What is Wet Vapor Blasting
Wet abrasive blasting is known by many other names – you may hear the terms ''vapor blasting", “slurry blasting”, “liquid abrasive blasting”, “wet honing” or “wet etching” which all amounts to the same thing – mixing the abrasive materials with water before it reaches the blasting surface.
Wet abrasive blasting appears to be like sand blasting with added water. However the two processes are entirely different in the way they achieve their finishing results.
A variety of abrasive and non-abrasive materials can be used in wet abrasive blasting including ceramic beads and glass as well as plastic. Mixed with water and propelled at a rapid speed at the surface can produce good results.
When using this wet blasting technique high volumes of water are used in order to cushion the effects of the abrasive material which prevents it from becoming embedded in the blasted surface.

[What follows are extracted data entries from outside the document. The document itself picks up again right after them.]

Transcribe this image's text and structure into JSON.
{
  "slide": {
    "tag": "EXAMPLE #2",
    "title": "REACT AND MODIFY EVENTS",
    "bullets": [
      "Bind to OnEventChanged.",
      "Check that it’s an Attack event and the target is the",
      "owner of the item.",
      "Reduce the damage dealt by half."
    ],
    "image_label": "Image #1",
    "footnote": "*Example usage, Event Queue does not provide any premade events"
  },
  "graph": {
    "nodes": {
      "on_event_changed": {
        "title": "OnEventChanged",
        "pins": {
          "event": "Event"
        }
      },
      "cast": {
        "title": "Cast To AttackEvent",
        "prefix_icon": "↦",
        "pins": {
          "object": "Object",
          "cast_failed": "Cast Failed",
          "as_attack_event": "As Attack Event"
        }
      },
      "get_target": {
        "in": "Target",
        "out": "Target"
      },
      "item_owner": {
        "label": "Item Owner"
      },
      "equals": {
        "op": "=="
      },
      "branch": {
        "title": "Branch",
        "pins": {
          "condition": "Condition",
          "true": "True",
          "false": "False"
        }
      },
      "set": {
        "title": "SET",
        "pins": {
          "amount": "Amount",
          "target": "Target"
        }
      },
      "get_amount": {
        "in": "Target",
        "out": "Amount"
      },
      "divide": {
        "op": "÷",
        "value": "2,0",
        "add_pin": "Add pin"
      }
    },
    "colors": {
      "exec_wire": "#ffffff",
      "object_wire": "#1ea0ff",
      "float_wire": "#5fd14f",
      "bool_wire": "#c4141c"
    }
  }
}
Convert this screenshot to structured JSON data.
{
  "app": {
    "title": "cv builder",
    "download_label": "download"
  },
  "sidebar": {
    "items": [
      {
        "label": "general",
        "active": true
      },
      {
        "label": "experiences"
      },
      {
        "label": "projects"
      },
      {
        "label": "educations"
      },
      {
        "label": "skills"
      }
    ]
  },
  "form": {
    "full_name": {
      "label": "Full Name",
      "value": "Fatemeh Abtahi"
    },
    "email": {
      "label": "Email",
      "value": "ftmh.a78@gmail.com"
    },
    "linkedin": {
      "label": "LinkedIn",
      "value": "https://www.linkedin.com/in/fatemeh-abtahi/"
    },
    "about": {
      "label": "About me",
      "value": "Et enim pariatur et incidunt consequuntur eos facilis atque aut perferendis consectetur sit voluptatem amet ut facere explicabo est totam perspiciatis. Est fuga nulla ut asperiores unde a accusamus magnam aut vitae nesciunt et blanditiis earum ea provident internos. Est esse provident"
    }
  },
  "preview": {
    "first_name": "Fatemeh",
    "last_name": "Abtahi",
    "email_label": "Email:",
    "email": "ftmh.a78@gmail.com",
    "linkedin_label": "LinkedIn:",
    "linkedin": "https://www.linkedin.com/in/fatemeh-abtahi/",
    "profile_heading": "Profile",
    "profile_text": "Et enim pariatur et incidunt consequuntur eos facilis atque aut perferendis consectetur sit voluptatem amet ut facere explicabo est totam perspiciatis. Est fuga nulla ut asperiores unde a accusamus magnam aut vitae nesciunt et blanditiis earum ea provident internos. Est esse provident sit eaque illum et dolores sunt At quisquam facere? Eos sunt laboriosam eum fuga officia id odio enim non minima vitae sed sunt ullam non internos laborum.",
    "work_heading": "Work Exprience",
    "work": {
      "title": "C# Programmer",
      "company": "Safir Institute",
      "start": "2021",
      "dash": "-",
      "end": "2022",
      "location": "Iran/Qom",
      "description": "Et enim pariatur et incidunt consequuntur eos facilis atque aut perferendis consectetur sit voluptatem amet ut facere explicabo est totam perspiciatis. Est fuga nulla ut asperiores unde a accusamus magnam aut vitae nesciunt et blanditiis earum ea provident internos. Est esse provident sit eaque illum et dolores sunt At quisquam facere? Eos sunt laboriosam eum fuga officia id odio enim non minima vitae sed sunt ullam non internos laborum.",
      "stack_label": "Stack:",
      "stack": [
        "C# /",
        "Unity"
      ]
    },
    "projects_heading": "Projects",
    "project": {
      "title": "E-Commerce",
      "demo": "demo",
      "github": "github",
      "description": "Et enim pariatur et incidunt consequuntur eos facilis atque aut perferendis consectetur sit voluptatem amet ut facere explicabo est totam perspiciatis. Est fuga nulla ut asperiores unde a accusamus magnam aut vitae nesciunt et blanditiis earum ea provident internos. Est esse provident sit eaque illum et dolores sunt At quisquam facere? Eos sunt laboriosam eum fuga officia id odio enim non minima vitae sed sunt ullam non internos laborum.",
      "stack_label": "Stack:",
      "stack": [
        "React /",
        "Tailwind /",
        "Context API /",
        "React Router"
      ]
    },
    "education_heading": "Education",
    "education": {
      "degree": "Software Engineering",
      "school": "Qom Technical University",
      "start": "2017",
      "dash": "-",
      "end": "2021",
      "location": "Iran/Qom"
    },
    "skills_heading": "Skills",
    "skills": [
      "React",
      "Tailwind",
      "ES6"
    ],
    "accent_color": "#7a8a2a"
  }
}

Different types of media can be used for wet abrasive blasting including:
Round media – this includes ceramic, glass bead and stainless steel shot. These types of materials are used to clean various surfaces leaving them clean, bright and descaled. Metal and ceramic materials last much longer than glass beads.
Plastic angular media – can be used for paint stripping, deflashing other plastic parts and removing types of flash. These can be used in a system whereby the parts are treated with the wet abrasive blasting technique before being blasted with only water and eventually with a drier.
Angular grit media – is a very aggressive substance used for blasting hardened surfaces. It can also be used to remove rust, grease and heavily scaled surfaces. The types of materials used in this process includes steel grit, crushed glass, aluminum oxide and silicon carbide.
Fine angular grit – the finer mediums are useful when you need to clean or de-scale deeply into the pores of surfaces prepping for coatings.
Wet blasting can be used to remove many types of contaminates, de-burr objects and leave them clean, shiny and good as new. It can also be used to detect cracks and other types of faults in highly sensitive engineering and automotive equipment.